Bears do it with their sensitive lips and tongues. Human foragers tend to use our fingertips, but I’ve been known to get on all fours and do it like a bear, just for the experience. A bear strips them from their branches, purple and green alike, inhaling as many as 30,000 blueberries in a day. These are wild blueberries, about the size of your pinkie nail, and oh were they sweet and plenteous in Northern Minnesota this summer.

In August, my writing wilderness students and I performed a science experiment on blueberry hill, overlooking Low Lake in the Superior National Forest. We wanted to know what 30,000 blueberries looked like. So, each of us gathered a handful of blueberries and counted. Between the five of us, we averaged 53 berries per handful. Dividing into 30,000, we deduced that a full grown bear in these woods could consume 566 handfuls in a day’s foraging. There are worse kinds of work, we all agreed, happy to biologize as we devoured the objects of our study.

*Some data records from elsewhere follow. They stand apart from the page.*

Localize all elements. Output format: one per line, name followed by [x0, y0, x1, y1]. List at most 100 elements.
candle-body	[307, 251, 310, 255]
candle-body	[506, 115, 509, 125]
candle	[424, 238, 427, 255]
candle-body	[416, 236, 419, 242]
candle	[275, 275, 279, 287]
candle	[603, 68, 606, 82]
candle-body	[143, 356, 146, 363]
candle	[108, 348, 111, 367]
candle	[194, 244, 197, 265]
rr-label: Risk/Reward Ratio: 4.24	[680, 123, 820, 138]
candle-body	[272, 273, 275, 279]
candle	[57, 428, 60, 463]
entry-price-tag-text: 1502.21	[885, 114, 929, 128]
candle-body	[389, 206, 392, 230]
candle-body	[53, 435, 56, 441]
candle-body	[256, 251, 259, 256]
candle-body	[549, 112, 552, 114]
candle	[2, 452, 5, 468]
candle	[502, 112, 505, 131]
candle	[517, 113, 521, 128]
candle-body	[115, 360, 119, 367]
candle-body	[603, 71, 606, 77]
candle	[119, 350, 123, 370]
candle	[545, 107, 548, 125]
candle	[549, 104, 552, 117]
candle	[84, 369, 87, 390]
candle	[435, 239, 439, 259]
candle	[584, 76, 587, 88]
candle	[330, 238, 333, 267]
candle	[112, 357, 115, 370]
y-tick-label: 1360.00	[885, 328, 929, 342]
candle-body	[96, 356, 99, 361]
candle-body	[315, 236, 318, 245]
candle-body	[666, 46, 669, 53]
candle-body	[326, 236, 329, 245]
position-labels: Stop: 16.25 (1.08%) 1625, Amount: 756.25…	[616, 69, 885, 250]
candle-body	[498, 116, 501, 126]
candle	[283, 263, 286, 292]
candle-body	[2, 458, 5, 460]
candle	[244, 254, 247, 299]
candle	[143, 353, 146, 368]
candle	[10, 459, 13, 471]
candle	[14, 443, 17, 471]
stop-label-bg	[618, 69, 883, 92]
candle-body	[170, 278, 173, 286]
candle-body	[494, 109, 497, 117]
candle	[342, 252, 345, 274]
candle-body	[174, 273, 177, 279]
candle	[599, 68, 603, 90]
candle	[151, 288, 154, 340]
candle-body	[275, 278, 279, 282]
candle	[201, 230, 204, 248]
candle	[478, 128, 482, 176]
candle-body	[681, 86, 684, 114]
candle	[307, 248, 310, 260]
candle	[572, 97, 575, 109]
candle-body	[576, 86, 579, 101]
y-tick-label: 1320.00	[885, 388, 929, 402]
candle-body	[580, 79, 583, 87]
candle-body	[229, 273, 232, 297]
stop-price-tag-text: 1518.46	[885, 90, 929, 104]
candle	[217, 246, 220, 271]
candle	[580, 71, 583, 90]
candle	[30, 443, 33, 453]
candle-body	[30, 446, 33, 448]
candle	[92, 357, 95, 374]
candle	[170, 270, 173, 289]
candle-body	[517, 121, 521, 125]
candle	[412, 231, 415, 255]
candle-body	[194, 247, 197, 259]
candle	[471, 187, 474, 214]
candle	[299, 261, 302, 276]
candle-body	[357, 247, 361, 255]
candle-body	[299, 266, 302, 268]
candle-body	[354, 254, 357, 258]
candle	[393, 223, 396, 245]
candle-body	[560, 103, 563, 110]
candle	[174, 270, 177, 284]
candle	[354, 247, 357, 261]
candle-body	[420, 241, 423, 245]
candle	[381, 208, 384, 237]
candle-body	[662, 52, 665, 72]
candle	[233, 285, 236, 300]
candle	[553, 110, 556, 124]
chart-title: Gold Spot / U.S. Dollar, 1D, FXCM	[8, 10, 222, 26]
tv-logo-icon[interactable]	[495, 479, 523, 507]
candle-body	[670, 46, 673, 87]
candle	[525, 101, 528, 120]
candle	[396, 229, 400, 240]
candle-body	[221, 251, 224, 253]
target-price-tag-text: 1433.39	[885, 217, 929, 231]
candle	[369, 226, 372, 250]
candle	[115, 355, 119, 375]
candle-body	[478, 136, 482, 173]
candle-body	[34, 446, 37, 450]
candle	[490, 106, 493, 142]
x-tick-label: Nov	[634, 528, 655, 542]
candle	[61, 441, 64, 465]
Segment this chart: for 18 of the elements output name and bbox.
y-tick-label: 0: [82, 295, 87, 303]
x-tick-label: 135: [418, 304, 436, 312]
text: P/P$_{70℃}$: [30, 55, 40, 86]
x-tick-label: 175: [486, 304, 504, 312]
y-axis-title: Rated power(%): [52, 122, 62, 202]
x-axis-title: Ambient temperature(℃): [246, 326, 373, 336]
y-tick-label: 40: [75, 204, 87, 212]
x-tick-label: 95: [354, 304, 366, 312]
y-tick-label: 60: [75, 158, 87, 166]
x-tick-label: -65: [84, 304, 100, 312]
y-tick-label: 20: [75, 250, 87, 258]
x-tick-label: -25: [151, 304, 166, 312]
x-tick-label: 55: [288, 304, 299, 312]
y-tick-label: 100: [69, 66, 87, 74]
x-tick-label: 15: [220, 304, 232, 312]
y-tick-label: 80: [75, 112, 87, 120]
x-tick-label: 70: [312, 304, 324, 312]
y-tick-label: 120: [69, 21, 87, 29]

Believe it or not, there is a mode of scientific inquiry that investigates such matters. Using Optimal Forage Theory, biologists aim to understand how animals evolved to maximize forage intake while minimizing the work needed to fill their bellies. I found that I myself was not an optimal forager. I’d often wander to a nearby bush of seemingly juicier berries before I had picked clean the one I was working on. Suboptimal, to be sure. Or just not fully evolved? Maybe my foraging style says more about my character than foraging theory can answer for. A bear can never know for sure.